Crypto Loans and lending platform Celsius announced that it now owns more than $ 2.2 billion in digital assets under management (AUM).

According to a November 9 releaseCelsius more than doubled its net crypto holdings in six months after it first crossed $ 1 billion June. The platform has attracted a total of more than 215,000 users worldwide.

Excluding the AUM, Celsius’ balance sheet now includes cash and the original CEL tokens worth more than $ 680 million.

Celsius offers a centralized alternative to decentralized financing (DeFi), referred to as ‘CeFi’ by much of the crypto community. Crypto assets deposited on the platform are lent to exchanges and market markers, with 80% of the interest generated being distributed to depositors.

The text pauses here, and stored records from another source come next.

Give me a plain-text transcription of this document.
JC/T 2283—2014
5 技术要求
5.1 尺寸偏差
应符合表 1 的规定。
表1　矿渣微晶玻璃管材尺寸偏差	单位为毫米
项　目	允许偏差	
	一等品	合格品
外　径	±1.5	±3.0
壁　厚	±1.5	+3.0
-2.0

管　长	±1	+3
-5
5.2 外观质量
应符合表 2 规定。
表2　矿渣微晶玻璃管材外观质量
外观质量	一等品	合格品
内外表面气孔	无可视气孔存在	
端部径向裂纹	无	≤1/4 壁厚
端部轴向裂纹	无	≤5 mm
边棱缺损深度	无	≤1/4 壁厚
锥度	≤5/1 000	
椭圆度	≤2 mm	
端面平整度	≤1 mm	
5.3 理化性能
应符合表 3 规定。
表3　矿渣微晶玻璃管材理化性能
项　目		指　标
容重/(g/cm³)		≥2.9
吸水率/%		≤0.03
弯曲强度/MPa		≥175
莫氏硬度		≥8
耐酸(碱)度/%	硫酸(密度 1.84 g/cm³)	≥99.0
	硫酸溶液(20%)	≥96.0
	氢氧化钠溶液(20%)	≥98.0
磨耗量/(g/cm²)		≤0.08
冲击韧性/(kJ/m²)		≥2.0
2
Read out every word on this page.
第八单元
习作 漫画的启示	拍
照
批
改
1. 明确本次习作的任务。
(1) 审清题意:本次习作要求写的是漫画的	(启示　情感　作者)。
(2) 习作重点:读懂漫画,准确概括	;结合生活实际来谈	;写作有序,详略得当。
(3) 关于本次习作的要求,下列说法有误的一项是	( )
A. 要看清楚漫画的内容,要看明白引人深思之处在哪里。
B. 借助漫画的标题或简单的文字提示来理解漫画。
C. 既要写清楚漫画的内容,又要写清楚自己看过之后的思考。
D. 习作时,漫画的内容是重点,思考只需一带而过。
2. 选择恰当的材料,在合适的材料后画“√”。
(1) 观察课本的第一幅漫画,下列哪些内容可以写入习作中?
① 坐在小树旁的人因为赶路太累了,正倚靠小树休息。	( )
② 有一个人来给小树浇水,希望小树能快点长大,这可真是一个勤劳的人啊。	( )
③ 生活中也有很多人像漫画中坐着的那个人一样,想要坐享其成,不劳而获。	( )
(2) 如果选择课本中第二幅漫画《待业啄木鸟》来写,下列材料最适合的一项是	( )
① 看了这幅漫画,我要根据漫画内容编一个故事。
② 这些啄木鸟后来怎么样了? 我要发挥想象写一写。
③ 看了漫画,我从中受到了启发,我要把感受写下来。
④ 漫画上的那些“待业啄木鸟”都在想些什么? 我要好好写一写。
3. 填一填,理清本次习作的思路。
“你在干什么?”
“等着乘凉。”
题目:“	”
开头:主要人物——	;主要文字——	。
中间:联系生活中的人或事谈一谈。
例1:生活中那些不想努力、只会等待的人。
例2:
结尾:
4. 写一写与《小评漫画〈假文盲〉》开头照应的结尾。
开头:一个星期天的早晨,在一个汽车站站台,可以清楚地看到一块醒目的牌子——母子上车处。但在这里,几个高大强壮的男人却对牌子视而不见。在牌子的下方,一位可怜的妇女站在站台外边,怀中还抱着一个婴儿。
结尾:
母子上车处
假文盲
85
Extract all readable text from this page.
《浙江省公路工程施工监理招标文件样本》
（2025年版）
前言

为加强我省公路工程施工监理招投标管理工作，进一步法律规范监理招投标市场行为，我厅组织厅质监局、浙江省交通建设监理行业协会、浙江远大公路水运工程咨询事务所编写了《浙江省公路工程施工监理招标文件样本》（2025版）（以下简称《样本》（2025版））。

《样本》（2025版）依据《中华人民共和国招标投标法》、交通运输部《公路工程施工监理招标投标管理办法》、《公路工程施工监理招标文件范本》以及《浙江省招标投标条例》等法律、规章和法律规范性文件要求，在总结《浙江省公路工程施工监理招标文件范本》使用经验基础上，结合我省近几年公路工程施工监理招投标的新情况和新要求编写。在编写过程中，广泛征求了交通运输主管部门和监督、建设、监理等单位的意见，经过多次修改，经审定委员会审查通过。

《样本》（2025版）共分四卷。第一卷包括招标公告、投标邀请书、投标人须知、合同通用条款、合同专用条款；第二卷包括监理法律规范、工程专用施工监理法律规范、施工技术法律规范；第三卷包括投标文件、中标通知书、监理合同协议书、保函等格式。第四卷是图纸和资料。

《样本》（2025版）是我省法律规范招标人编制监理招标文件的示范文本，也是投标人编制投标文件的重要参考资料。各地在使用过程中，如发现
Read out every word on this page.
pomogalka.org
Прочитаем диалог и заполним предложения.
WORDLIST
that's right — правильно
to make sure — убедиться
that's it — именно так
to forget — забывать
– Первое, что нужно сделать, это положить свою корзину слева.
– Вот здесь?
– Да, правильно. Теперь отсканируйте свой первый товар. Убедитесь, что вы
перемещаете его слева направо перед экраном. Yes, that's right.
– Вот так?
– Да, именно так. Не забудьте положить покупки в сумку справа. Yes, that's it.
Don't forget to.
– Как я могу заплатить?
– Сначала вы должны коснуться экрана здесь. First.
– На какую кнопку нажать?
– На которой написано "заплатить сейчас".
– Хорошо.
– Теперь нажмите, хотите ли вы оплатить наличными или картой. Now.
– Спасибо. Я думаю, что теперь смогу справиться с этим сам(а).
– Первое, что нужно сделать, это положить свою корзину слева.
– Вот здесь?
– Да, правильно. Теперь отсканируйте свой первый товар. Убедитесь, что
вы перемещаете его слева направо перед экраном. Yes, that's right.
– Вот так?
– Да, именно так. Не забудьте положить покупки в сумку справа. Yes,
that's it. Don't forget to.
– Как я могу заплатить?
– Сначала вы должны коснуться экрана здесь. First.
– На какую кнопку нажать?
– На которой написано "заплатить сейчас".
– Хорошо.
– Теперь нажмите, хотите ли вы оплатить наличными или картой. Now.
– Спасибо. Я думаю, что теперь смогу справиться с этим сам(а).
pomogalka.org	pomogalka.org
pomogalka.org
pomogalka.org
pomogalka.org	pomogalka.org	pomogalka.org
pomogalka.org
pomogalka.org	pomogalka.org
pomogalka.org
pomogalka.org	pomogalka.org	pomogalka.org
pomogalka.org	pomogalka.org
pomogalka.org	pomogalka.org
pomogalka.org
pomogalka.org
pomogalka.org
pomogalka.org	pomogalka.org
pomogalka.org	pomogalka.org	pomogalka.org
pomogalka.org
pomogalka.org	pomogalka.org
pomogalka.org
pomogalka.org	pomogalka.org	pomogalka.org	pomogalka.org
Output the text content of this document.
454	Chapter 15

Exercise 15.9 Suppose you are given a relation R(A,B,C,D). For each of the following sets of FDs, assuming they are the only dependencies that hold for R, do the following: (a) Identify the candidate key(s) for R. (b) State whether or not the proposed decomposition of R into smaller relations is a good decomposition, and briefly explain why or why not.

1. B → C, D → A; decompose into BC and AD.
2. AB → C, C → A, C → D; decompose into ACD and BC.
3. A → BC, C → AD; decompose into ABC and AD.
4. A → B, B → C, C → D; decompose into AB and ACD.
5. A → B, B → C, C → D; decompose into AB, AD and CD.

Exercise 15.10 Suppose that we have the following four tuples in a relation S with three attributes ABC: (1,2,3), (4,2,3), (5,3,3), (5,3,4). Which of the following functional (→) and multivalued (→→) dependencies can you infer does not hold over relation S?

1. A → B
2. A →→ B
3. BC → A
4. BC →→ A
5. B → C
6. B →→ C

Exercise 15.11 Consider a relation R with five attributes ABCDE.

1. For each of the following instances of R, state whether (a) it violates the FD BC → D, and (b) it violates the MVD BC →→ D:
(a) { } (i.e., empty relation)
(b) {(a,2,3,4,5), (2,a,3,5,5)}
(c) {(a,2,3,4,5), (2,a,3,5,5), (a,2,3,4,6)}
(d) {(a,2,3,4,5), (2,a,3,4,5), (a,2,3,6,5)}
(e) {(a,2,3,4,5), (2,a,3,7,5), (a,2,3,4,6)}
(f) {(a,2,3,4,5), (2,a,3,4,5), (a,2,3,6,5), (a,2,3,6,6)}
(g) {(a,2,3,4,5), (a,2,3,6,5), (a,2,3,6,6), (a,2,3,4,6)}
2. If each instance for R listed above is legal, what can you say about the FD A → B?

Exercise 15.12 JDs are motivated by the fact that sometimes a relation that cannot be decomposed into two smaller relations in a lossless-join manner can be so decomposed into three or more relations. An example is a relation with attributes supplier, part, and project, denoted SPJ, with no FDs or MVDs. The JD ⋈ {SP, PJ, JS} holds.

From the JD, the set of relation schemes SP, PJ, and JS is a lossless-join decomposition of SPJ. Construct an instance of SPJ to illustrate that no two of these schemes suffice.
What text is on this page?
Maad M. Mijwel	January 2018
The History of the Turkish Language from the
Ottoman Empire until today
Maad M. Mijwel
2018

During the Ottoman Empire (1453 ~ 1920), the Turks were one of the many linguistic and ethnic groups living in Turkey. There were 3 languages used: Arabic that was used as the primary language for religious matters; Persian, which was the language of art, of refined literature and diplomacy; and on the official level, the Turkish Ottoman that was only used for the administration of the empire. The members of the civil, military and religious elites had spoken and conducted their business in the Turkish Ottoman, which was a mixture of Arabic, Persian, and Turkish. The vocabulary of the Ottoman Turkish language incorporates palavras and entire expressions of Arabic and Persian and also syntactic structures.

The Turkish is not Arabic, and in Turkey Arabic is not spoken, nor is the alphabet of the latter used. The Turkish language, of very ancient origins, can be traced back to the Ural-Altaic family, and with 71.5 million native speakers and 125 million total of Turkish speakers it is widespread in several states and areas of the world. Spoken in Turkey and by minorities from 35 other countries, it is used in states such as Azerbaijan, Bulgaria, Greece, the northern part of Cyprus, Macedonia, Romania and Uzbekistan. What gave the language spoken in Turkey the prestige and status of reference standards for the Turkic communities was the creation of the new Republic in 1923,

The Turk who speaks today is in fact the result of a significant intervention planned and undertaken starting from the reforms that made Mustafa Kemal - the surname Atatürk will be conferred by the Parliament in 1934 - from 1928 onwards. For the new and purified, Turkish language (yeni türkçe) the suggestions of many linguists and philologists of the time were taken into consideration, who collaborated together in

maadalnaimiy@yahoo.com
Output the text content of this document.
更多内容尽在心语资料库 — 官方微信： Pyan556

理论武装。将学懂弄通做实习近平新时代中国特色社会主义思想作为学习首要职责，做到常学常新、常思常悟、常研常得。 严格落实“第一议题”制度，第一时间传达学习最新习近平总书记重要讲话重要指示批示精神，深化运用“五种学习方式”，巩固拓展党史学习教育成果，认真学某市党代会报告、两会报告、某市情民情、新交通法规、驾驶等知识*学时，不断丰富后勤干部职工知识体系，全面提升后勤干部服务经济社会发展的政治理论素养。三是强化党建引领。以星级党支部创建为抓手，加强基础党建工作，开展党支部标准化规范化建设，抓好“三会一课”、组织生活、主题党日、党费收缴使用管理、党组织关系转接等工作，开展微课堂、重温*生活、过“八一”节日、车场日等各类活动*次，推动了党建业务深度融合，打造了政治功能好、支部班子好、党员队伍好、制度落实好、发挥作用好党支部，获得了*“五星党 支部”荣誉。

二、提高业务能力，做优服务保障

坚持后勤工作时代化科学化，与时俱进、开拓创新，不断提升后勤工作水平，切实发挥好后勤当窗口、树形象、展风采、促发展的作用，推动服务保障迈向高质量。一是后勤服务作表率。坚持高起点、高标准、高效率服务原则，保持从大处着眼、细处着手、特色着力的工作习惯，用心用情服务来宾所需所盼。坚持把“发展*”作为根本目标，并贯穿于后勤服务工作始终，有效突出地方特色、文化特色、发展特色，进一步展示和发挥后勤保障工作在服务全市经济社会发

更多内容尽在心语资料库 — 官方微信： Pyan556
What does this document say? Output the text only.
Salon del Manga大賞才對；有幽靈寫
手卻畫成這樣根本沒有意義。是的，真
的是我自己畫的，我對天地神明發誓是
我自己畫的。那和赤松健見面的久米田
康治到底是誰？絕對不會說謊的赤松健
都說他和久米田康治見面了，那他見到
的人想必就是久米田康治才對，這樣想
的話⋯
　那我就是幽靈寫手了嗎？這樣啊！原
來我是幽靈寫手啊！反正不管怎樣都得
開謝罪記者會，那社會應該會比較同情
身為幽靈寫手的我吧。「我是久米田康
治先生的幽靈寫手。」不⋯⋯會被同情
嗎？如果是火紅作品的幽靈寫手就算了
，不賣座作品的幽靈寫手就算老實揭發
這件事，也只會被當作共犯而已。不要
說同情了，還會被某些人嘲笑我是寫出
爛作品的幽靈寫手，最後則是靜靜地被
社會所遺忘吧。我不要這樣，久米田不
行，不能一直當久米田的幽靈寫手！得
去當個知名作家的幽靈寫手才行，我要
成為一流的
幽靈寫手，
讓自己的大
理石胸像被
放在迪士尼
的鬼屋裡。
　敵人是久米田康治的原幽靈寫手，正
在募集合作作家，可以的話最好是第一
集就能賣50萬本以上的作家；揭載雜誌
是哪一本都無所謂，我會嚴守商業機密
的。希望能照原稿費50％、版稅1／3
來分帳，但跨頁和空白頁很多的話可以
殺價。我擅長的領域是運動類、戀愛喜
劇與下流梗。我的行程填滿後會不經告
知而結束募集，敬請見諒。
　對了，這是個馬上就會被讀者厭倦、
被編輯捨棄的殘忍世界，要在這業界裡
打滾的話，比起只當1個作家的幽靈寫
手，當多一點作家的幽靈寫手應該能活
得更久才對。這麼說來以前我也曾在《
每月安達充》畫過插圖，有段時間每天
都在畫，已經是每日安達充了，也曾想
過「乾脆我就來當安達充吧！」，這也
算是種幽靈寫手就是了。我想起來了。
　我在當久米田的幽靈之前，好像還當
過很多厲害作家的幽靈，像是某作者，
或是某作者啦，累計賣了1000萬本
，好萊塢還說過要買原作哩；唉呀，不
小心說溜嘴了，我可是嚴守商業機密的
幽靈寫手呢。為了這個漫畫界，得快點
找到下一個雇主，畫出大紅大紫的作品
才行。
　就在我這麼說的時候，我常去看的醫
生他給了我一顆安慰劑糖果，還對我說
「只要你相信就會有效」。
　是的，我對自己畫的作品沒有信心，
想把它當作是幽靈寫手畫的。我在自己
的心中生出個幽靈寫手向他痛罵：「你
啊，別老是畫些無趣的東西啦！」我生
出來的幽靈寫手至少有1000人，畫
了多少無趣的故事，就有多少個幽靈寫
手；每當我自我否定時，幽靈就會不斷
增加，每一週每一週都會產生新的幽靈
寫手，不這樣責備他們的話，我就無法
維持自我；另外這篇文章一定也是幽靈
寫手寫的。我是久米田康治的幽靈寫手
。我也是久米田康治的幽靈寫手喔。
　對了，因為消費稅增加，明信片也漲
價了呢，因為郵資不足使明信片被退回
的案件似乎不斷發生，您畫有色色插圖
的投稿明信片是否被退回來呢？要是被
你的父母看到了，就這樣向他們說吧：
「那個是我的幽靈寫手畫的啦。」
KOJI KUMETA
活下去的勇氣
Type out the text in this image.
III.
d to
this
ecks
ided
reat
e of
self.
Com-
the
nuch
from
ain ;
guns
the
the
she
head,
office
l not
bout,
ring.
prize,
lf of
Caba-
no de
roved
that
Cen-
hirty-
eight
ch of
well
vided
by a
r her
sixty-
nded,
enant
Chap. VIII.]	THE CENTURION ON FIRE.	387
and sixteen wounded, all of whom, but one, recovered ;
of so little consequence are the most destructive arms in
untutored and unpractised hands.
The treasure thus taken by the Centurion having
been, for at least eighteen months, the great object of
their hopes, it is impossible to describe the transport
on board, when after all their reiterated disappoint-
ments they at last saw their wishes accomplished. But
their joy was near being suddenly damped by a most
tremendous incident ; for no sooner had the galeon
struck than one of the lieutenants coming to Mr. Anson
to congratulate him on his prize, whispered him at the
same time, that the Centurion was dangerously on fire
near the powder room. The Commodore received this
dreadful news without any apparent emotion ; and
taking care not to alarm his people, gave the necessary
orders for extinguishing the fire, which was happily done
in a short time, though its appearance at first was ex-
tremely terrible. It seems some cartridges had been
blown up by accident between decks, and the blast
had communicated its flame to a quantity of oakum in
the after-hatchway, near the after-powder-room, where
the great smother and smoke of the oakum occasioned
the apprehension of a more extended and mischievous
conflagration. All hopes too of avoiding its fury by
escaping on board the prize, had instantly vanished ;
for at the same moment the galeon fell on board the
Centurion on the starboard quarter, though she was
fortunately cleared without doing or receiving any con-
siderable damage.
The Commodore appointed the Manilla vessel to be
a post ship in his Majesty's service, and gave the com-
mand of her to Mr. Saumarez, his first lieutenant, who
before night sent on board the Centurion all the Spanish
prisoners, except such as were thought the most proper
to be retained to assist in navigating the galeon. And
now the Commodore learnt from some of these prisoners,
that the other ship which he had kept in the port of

Since its launch in July 2018, Celsius claims to have paid more than $ 80 million in rewards to savers.

In the announcement, Celsius CEO and founder Alex Mashkinsky described the success of his company as proof that “interest income is the new killer crypto app”.

“We’ve created more revenue for our customers than anyone else in DeFi or CeFi, and we don’t plan to slow down anytime soon.”

Last month, Mashinsky then made headlines donate 15 million CEL tokens to his wife worth $ 20 million for her birthday. Mashinsky remains the second largest CEL holder despite the hefty gift, while his wife is now CEL’s fourth largest whale.

Celsius rose in August $ 20 million from approximately 1,000 investors in a stock raise organized by crypto platform BnkToTheFuture, draw speculation with regard to the solvency of the company.

Last weekend, rival crypto lending service Cred filed for bankruptcy liabilities up to ten times its assets, leaving users unsure whether they can get their money back from the platform.